Bir süredir sokak çatışmalarının yaşandığı Cizre’de halk tedirgin. Hrant Dink cinayeti şüphelisi Ercan Demir'in, son günlerde sokak çatışmalarının yaşandığı Cizre'ye Emniyet Müdürü olarak atanmasına tepki büyük. Cizre Barosu Başkanı Nuşirevan Elçi ve İnsan Hakları Derneği Cizre Temsilcisi Abdulkerim Pusat, Cizre'de son dönem yaşananları, yeni atanan Emniyet Müdürü'ne ilişkin görüşlerini ve polisin bölgedeki saldırgan tutumunu Radikal'den İdris Emen'e değerlendirdi.

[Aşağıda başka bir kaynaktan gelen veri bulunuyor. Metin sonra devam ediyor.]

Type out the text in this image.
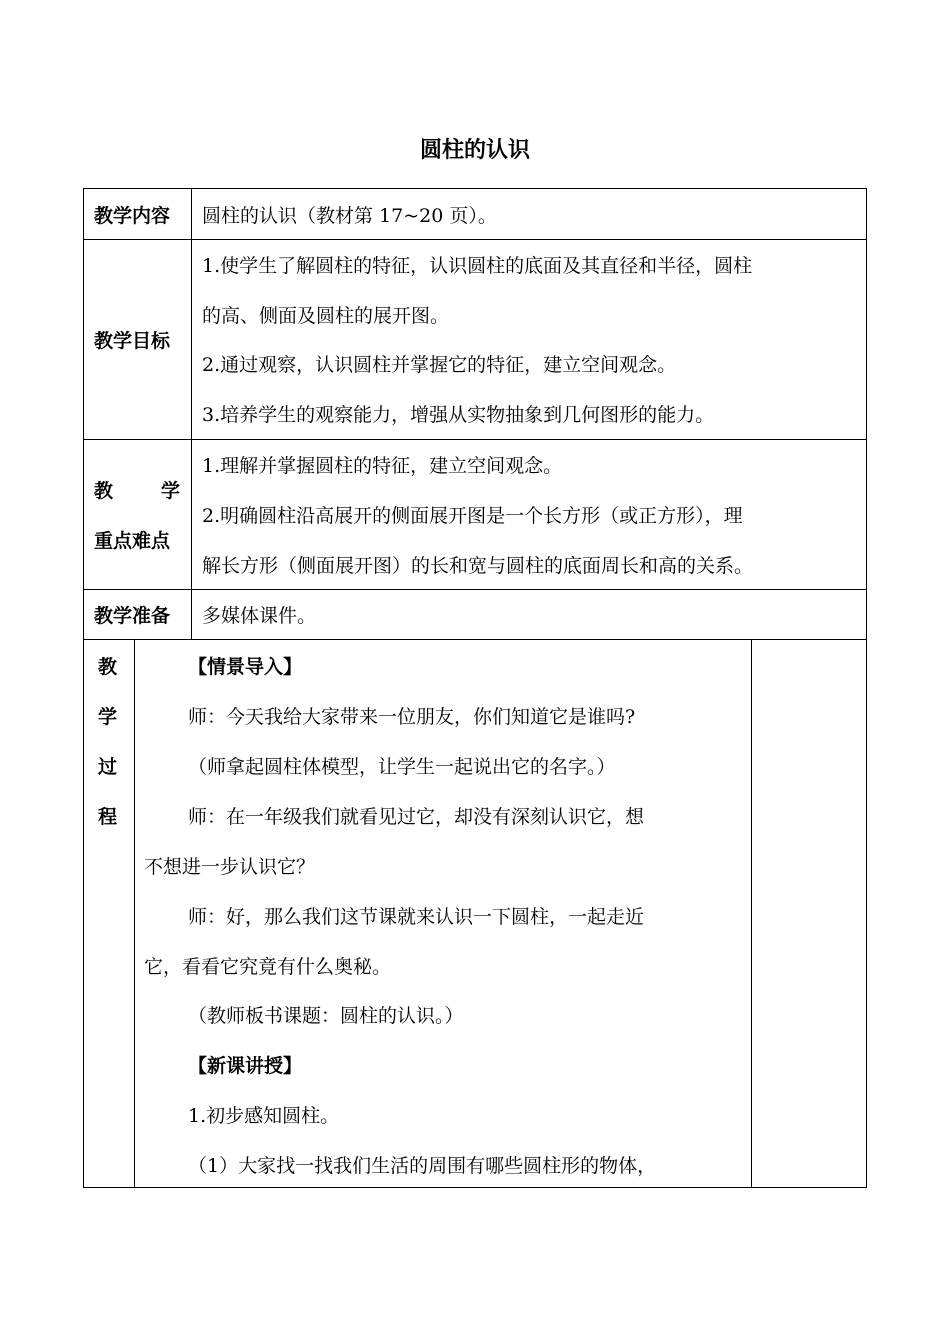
圆柱的认识
教学内容 圆柱的认识（教材第 17~20 页）。
教学目标
1.使学生了解圆柱的特征，认识圆柱的底面及其直径和半径，圆柱
的高、侧面及圆柱的展开图。
2.通过观察，认识圆柱并掌握它的特征，建立空间观念。
3.培养学生的观察能力，增强从实物抽象到几何图形的能力。
教	学
重点难点
1.理解并掌握圆柱的特征，建立空间观念。
2.明确圆柱沿高展开的侧面展开图是一个长方形（或正方形），理
解长方形（侧面展开图）的长和宽与圆柱的底面周长和高的关系。
教学准备 多媒体课件。
教
学
过
程
【情景导入】
师：今天我给大家带来一位朋友，你们知道它是谁吗?
（师拿起圆柱体模型，让学生一起说出它的名字。）
师：在一年级我们就看见过它，却没有深刻认识它，想
不想进一步认识它？
师：好，那么我们这节课就来认识一下圆柱，一起走近
它，看看它究竟有什么奥秘。
（教师板书课题：圆柱的认识。）
【新课讲授】
1.初步感知圆柱。
（1）大家找一找我们生活的周围有哪些圆柱形的物体，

Elçi ve Pusak'ın değerlendirmeleri özetle şöyle:

ELÇİ: ESKİ ZİHNİYETİN DEVAMCISI OLAN EMNİYET MÜDÜRÜ

Cizre Barosu Başkanı Nuşirevan Elçi:

“Defalarca söyledik, Cizre ve bölgenin tamamında eski zihniyetin terk edilmesi lazım. Cizre başarısız olan ve işini yapamayan memurun sürgün yeri olmamalı. Başarılı olan, kimseyle bir sorunu bir derdi olmayan; özellikle Kürtlerle, Türklerle ve barış süreciyle hesabı olmayan şahsiyetlerin Cizre’de görevlendirilmesi gerekir. Ancak maalesef son 4 kişinin yaşamını kaybettiği olaylardan sonra Cizre Emniyet Müdürü değiştirildi. Hakkında Hrant Dink davasında iddia olan bir emniyet müdürü atandı. Biz peşinen kimseyi suçlamıyoruz. Ama buraya gelen yetkililerin hiçbir töhmet altında kalmamış ve başarılı olmuş insanlar olmasını istiyoruz. Şu an Cizre’de bulunan gençler rahmetli Şerafettin Elçi’nin de söylediği gibi ‘fırtına’ çocuklarıdır. Bu çocuklar savaş döneminde doğup büyümüş ve olağan dönemler göremeyen ve kötü koşullarda büyümüş gençlerdir. Sosyo-ekonomik önlemler alınmadan Kürt sorunu çözülse bile bu sebeplerden dolayı bu bölgede bazı sorunlar yaşanacaktır.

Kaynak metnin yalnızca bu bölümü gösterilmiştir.